Research reportIncreased oxidative stress in prefrontal cortex and hippocampus is related to depressive-like behavior in streptozotocin-diabetic rats

- Diabetic rats exhibited a more pronounced depressive-like behavior.
- Prefrontal cortex and hippocampus from diabetic rats presented an increase of oxidative stress.
- Treatment of diabetic rats with insulin and vitamin E induced an antidepressant-like behavior.
- Imipramine induced an antidepressant-like behavior in both normoglycemic and diabetic rats.
- Prevention of hyperglycemia by Insulin induced the most effective control of oxidative stress.
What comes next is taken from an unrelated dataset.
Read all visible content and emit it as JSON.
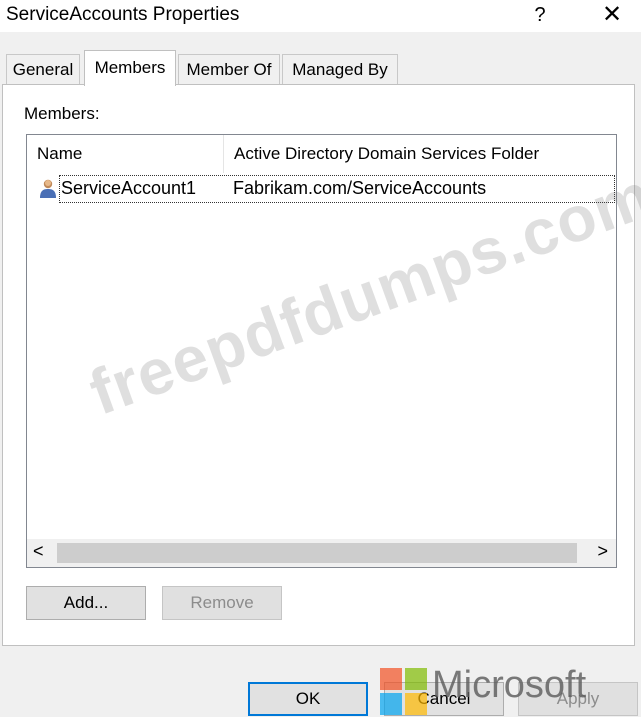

Depression is a common comorbid in diabetic patients. The pathophysiologic mechanisms that relate this comorbidity is not completely elucidated yet, although several lines of evidence point out that increased oxidative stress resulting from hyperglycemia may have a crucial role. Thus, the effect of prolonged treatment with insulin (INS), the antioxidant vitamin E (VIT E) or the antidepressant imipramine (IMI) was evaluated in animals submitted to forced swimming test. Oxidative stress parameters (lipid peroxidation product levels, reduced gluthatione levels and catalase and superoxide dismutase activities) were also evaluated in brain areas related to depression, prefrontal cortex (PFC) and hippocampus (HIP). Our data show that treatment of streptozotocin-induced diabetic (DBT) rats with INS (6 UI/day, s.c.) prevented the blood glucose increase, reduced the immobility time, an antidepressant-like behavior, and normalized the reduced weight gain. Although the VIT E treatment (300 mg/kg, p.o.) had not altered the blood glucose levels, this treatment was able to reduce the immobility time and to reestablish the reduced weight gain in DBT rats. Differently, treatment with IMI (15 mg/kg, i.p.) induced antidepressant-like behavior in normoglycemic besides DBT animals. While VIT E and IMI treatments restored only specific oxidative stress parameters, INS was able to prevent all changed parameters evaluated in both PFC and HIP from DBT animals. Therefore, our data provide further evidence of the importance of oxidative stress in PFC and HIP in the pathophysiology of depression related to diabetes.